Responds too slowly: the agent waits too long after the user finishes. In .dnn mode, lower turn_eot_threshold (default 0.85) so the model commits sooner. In .vad mode, decrease silence_timeout_ms.

Model loading takes too long

The first call to agent.start() downloads all model bundles from Hugging Face and compiles them for the target device. This can take tens of seconds on a cold start.

Use prefetch_engines on a loading or splash screen to move the download out of the critical path:

try await ai.prefetch_engines(
    engines: [
        "TheStageAI/silero-vad",
        "TheStageAI/thewhisper-large-v3-turbo",
        "TheStageAI/neutts-multilingual"
    ]
)

Once cached, subsequent launches load models from disk in under a second.

Transcription is inaccurate

Check these common causes:

  1. Audio format mismatch. The STT pipeline expects 16 kHz mono Float32 input. If your audio session is configured for a different sample rate or channel count, the Whisper model receives garbled audio.
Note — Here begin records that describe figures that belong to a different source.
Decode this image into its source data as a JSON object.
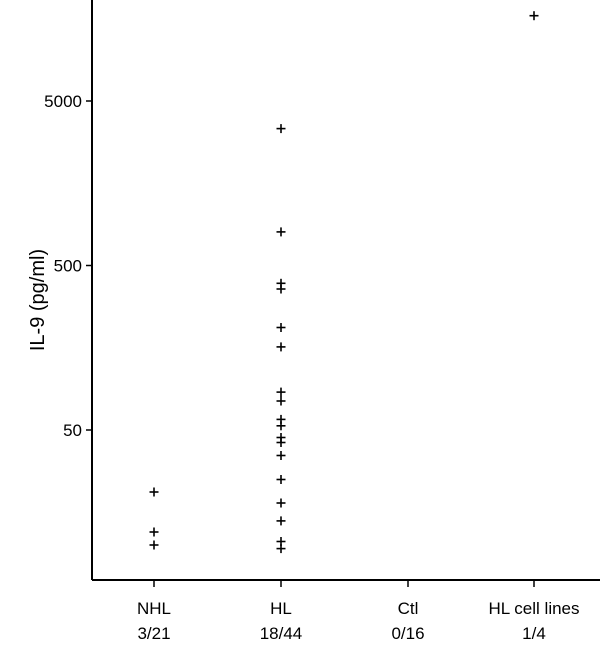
{
  "chart_data": {
    "type": "scatter",
    "title": "",
    "xlabel": "",
    "ylabel": "IL-9 (pg/ml)",
    "yscale": "log",
    "ylim": [
      8,
      30000
    ],
    "yticks": [
      {
        "value": 50,
        "label": "50"
      },
      {
        "value": 500,
        "label": "500"
      },
      {
        "value": 5000,
        "label": "5000"
      }
    ],
    "grid": false,
    "legend": "none",
    "marker": "+",
    "categories": [
      {
        "name": "NHL",
        "ratio": "3/21",
        "values": [
          21,
          12,
          10
        ]
      },
      {
        "name": "HL",
        "ratio": "18/44",
        "values": [
          3400,
          800,
          390,
          360,
          210,
          160,
          85,
          75,
          58,
          53,
          45,
          42,
          35,
          25,
          18,
          14,
          10.5,
          9.5
        ]
      },
      {
        "name": "Ctl",
        "ratio": "0/16",
        "values": []
      },
      {
        "name": "HL cell lines",
        "ratio": "1/4",
        "values": [
          16500
        ]
      }
    ]
  }
}
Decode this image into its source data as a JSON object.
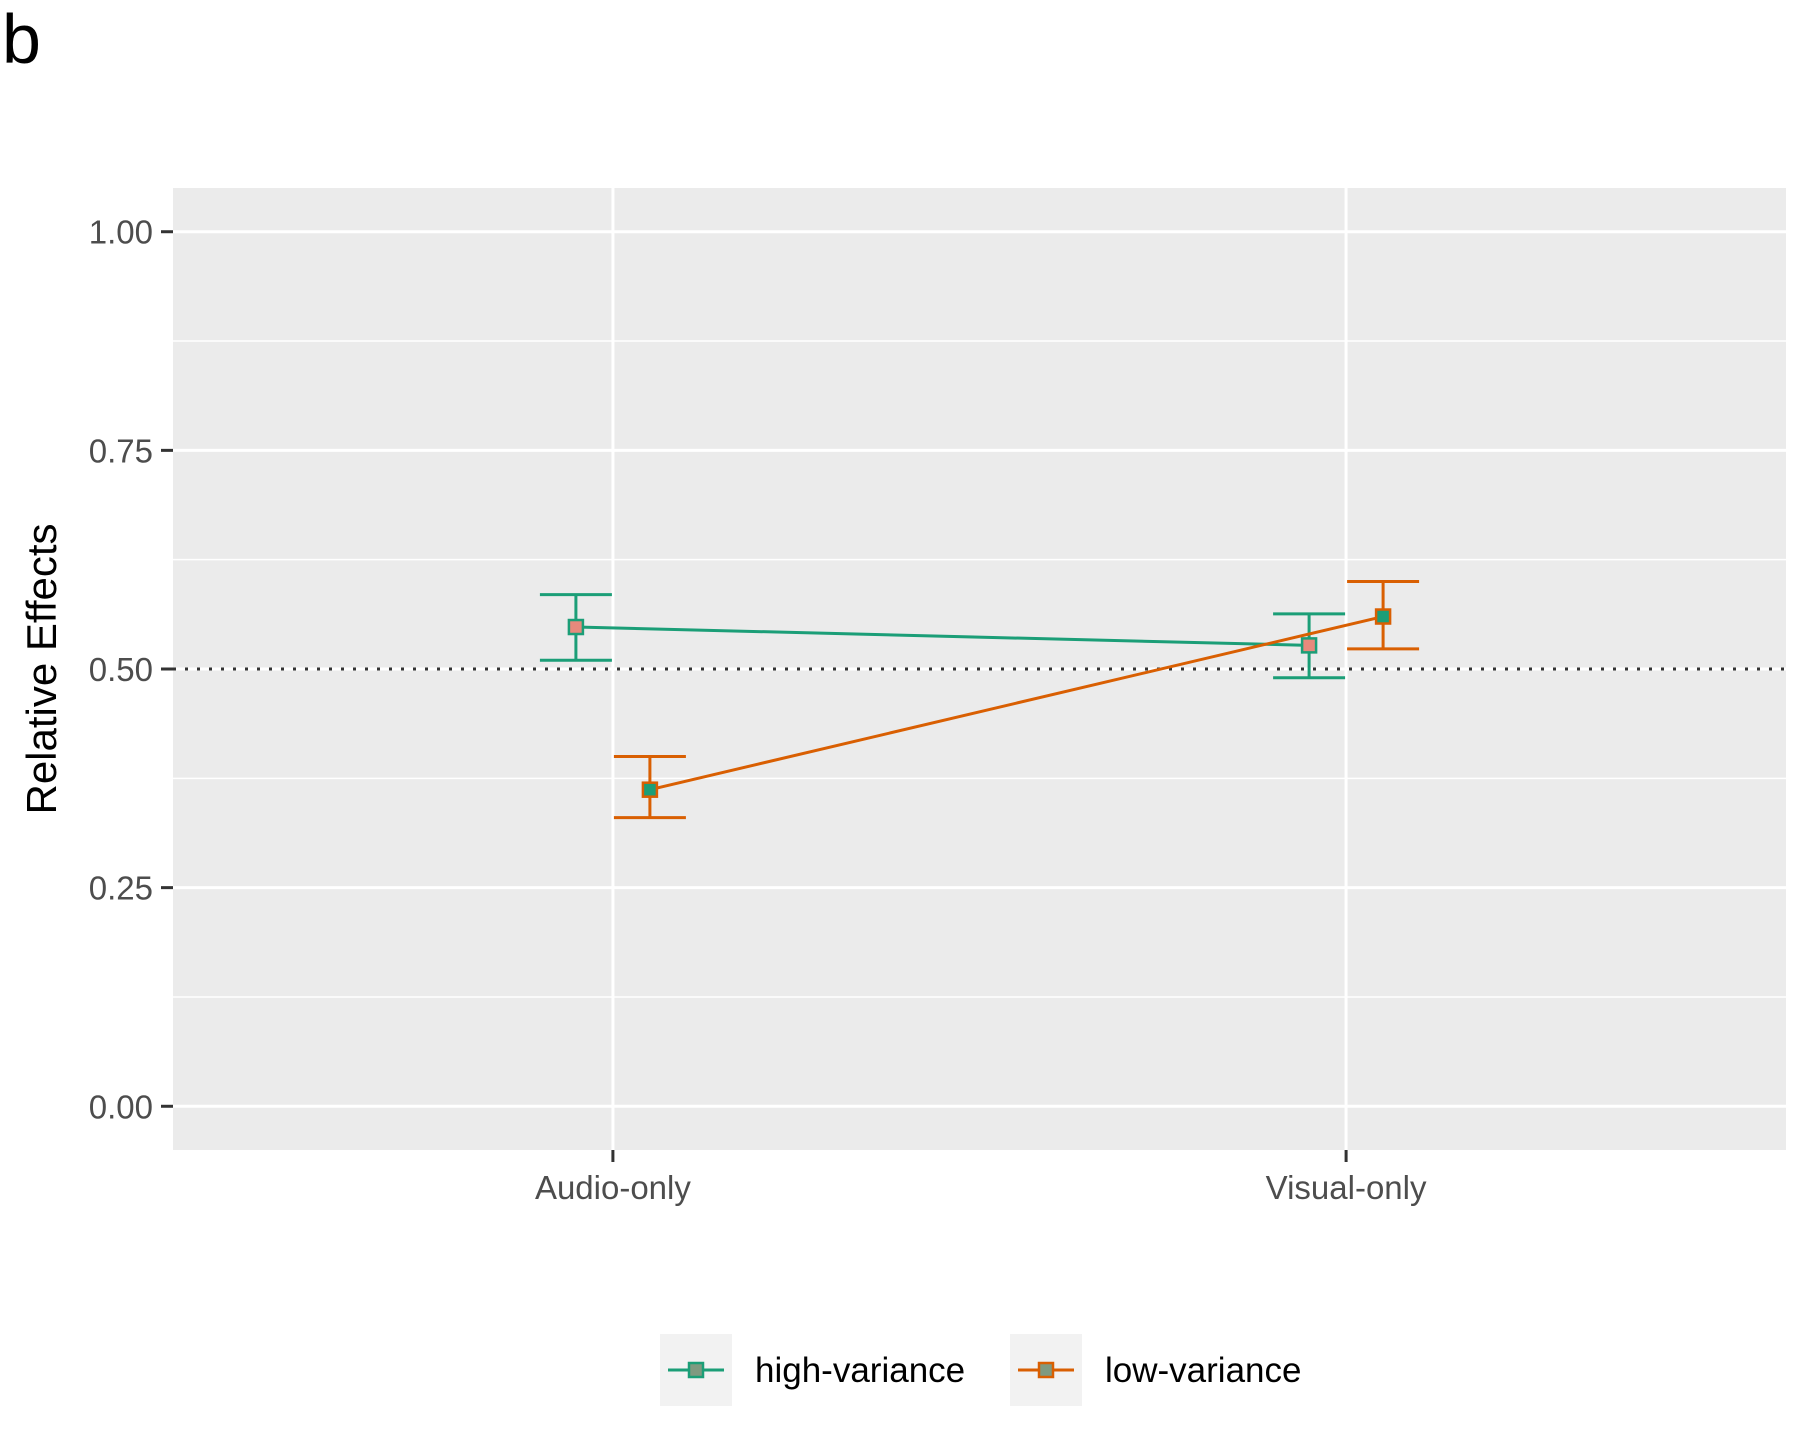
{
  "panel_label": "b",
  "chart_data": {
    "type": "line",
    "title": "",
    "xlabel": "",
    "ylabel": "Relative Effects",
    "categories": [
      "Audio-only",
      "Visual-only"
    ],
    "ylim": [
      -0.05,
      1.05
    ],
    "yticks": [
      "0.00",
      "0.25",
      "0.50",
      "0.75",
      "1.00"
    ],
    "reference_line": 0.5,
    "grid": true,
    "legend_position": "bottom",
    "series": [
      {
        "name": "high-variance",
        "color": "#1b9e77",
        "marker_fill": "#e7897c",
        "values": [
          0.548,
          0.527
        ],
        "lower": [
          0.51,
          0.49
        ],
        "upper": [
          0.585,
          0.563
        ]
      },
      {
        "name": "low-variance",
        "color": "#d95f02",
        "marker_fill": "#1b9e77",
        "values": [
          0.362,
          0.56
        ],
        "lower": [
          0.33,
          0.523
        ],
        "upper": [
          0.4,
          0.6
        ]
      }
    ]
  }
}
The default AudioStreamConfig values are correct — only check this if you overrode them.

  2. Wrong language. stt_language defaults to "en". If the user is speaking another language, set this to the correct BCP-47 code (e.g. "es", "de", "ja").

  3. Noisy environment. Whisper is robust but not immune to loud background noise. On iOS, ensure aec_enabled is true so the device’s own speaker output is cancelled from the microphone signal.

No audio output on device

If the agent appears to work (events fire, transcripts appear) but no sound is heard:

  1. Missing background mode. On iOS, add audio to UIBackgroundModes in Info.plist. Without it, the audio session may be deactivated by the system.
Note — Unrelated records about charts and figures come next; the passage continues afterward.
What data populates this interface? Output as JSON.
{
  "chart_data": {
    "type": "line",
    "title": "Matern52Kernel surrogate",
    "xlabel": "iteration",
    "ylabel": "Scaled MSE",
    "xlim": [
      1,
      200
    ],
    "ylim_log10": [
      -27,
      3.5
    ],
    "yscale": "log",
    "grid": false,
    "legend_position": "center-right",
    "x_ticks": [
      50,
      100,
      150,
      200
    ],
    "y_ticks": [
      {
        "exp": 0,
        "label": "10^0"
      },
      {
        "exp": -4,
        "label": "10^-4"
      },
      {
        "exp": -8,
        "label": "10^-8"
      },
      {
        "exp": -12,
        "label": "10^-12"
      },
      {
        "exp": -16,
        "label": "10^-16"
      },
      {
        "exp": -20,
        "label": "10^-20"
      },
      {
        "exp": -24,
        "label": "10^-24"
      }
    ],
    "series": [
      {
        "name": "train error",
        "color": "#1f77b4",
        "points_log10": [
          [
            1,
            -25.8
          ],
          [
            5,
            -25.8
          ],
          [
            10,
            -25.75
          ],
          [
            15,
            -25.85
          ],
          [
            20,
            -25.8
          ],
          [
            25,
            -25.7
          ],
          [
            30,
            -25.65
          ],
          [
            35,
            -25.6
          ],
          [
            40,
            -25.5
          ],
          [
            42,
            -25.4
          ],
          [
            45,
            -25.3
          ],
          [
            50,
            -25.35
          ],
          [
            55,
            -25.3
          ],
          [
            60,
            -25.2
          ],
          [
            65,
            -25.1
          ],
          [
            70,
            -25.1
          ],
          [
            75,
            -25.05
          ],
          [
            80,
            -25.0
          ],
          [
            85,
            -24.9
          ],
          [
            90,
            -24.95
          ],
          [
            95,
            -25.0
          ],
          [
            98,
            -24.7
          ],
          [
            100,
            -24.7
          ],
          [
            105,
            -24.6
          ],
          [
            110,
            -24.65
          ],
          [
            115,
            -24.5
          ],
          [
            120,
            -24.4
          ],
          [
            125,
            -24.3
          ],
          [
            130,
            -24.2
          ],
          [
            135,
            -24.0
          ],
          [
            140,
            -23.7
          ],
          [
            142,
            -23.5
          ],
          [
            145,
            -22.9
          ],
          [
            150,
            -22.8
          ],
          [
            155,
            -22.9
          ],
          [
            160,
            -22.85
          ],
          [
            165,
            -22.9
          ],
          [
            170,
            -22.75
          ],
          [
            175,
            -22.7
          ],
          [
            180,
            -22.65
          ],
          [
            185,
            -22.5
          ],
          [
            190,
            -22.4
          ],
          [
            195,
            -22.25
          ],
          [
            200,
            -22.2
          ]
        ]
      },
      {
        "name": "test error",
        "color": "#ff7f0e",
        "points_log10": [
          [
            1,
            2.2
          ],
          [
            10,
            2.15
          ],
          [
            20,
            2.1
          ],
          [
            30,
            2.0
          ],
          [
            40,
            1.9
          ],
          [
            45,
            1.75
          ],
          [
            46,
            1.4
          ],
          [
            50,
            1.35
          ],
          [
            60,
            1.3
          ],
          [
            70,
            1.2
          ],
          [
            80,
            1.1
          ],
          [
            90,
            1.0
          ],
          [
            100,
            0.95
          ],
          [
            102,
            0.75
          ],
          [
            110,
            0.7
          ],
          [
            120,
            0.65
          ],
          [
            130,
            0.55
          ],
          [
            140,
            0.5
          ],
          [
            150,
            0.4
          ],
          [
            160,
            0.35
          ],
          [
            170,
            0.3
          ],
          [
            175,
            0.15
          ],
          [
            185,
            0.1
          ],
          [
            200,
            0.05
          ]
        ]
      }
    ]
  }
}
    <key>UIBackgroundModes</key>
    <array>
        <string>audio</string>
    </array>
    
  2. TTS not configured. If tts is nil in the config, the agent operates in speech-to-text-only mode. Set it to a valid NeuTTS bundle path.

  3. Silent mode / volume. On iOS, check that the device is not in silent mode and the media volume is up. The AudioStreamConfig category defaults to .playback, which respects the media volume slider.